Nokta’nın haberi bir yandan “şiddetten arınmış bir İslami hareket”e dair iyimser şeyler söylerken, öbür yandan, günümüzde artarak devam eden çok ciddi kuşkuları dile getiriyordu...
Mesela, o zamanlar Adalet ve Kalkınma Partisi (AK Parti) Diyarbakır İl Başkanı olan Abdurrahman Kurt (şimdi milletvekili) yeni gelişmeyi şöyle tanımlıyordu: “Demokratik süreç geliştikçe, bu kesimler de kendilerini herkes gibi sivil toplum örgütleri çerçevesinde ifade etmeye başladı. Bundan önce ise bu bölgede yeraltı örgütlenmeleri dışında kimseye hayat hakkı tanınmıyordu. Mesele aslında bundan ibaret...”

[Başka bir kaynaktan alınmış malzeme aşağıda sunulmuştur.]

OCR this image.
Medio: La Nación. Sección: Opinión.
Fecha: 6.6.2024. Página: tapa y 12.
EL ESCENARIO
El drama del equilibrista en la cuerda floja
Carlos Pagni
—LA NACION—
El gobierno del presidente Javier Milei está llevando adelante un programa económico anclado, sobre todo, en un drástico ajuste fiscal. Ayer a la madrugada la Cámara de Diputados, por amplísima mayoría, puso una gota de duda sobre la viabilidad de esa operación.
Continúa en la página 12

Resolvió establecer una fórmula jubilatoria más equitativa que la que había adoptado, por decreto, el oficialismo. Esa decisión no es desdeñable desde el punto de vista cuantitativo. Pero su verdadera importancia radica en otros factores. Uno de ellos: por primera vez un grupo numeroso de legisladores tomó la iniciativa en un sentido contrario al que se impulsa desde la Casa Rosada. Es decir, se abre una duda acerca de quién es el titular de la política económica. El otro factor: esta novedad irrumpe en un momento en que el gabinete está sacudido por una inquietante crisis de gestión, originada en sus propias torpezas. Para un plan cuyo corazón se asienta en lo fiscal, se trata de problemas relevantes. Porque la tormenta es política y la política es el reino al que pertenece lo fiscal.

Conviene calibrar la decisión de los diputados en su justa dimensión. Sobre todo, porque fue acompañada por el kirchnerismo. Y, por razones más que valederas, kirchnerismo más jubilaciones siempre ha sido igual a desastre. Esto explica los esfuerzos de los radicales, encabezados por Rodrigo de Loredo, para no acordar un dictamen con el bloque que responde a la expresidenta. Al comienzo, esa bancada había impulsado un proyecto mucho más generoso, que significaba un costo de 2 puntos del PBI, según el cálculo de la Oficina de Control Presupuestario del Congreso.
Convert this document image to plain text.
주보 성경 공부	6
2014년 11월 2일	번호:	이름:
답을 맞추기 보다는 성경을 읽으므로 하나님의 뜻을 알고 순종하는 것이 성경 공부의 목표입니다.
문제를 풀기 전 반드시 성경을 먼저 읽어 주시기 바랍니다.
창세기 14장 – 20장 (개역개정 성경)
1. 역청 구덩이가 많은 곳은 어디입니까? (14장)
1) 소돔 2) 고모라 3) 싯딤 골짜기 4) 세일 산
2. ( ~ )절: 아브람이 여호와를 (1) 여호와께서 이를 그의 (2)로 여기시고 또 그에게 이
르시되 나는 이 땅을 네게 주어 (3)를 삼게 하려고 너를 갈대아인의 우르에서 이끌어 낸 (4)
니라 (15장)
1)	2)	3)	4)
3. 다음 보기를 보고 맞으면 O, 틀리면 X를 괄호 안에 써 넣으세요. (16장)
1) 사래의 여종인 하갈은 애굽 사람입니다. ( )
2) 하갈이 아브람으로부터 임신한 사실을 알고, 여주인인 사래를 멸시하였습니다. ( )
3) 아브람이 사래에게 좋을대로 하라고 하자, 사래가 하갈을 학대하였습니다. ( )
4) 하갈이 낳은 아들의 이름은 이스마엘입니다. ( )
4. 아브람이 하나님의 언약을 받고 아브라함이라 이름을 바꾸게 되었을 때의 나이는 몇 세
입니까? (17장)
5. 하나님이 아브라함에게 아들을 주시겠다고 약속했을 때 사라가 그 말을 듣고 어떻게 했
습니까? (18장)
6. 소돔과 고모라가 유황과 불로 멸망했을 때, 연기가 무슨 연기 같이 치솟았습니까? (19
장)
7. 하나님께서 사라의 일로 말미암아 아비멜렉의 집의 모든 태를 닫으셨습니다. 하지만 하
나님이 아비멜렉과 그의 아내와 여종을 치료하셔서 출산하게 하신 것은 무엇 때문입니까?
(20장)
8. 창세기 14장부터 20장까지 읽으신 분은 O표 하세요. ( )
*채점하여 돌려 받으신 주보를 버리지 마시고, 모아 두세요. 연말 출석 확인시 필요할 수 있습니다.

Abdurrahman Kurt, bir yandan da, devletin bu yeni “irade” karşısında eski usul “bastırma” refleksleri göstermesi durumunda, onların da eski usul yöntemlere geri dönmeleri ihtimalinden söz ediyordu.
Saadet Partisi’ne yakın Anadolu Gençlik’in Diyarbakır Tanıtım Başkanı Selahattin Özer de şöyle demişti: “Geçmişteki şiddet ortamında kendi içine kapanan İslami çevreler artık kendisini dernekler düzeyinde ifade ediyor. Tabii bakalım devlet buna ne kadar müsaade edecek. Devlet halka barışçıl şekilde yaklaşırsa kimse illegal bir yapıya kaymaz. Ama tersi olursa yine yeraltı dönemi başlar.”

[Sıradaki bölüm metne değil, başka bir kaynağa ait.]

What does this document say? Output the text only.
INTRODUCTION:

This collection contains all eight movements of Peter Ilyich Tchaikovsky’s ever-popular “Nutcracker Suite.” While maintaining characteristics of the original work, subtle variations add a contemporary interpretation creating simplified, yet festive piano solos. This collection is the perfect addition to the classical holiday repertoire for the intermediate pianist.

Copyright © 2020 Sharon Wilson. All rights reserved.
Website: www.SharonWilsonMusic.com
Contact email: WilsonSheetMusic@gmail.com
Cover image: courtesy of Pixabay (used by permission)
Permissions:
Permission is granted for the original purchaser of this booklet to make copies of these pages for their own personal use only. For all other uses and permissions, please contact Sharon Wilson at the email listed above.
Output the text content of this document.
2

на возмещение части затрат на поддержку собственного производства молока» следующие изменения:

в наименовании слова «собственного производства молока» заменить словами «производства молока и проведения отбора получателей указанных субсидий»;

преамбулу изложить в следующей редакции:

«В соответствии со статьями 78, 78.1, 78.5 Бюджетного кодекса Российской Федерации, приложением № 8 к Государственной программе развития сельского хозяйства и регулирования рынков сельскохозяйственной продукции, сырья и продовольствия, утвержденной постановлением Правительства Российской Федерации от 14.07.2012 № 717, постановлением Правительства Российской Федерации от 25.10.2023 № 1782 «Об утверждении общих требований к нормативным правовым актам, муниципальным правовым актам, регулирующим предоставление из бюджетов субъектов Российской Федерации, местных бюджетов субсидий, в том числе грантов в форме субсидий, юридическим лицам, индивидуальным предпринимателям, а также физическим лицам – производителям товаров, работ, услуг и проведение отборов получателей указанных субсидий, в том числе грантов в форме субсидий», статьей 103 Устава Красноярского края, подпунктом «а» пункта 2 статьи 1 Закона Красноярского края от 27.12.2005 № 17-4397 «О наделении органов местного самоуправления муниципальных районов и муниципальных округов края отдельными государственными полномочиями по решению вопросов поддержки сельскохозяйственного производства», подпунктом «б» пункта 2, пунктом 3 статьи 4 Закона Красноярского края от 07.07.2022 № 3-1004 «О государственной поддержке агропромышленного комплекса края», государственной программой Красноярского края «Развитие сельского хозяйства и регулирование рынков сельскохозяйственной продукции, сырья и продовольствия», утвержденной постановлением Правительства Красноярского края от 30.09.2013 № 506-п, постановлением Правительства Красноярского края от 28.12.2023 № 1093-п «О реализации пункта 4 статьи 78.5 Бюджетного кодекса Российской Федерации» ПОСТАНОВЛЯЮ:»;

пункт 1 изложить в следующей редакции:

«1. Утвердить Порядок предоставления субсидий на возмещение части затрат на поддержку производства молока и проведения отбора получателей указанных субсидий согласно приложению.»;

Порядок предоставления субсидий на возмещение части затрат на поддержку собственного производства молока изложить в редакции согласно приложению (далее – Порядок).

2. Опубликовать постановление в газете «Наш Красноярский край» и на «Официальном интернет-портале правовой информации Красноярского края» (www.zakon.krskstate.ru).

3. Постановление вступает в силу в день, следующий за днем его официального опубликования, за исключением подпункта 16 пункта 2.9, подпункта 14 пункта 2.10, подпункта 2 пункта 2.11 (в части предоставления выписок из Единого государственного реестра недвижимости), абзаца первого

Yukarıda da dediğim gibi, o zamandan bu yana, bölgede faaliyet gösteren hiçbir İslami örgütün “silahlı mücadele”yle bağlantısı kurulamadı. Hiç şüphesiz, doğrudan doğruya demokratik gelişmenin bir sonucuydu bu. Hizbullah gerçeğini yaşamış bir ülkede, medyanın bu gelişmeyi önemsemesi, irdelemesi ve yüreklendirmesi gerekirdi; fakat öyle olmadı.
Benim gördüğüm kadarıyla “merkez” medya, bölgedeki İslamcı hareketin, çok yanlı kışkırtmaların etkisiyle eline yeniden silah alabilme ihtimalinden hiçbir rahatsızlık duymuyor. Hatta zaman zaman bunu içten içe istiyor olabileceğini dahi düşünüyorum.
Fakat hiç kuşkunuz olmasın: Yarın öbür gün bu ihtimal gerçekleştiğinde, medyamız “halkın haber alma hakkı”nı hatırlayacak ve bölgeyi muhasara altına alacaktır.
Allah göstermesin, böyle bir durumda manşetleri şimdiden tahmin edebiliyorum.
Alper Görmüş'ün Taraf gazetesinde bugün (28 Eylül 2010) yayımlanan yazısı...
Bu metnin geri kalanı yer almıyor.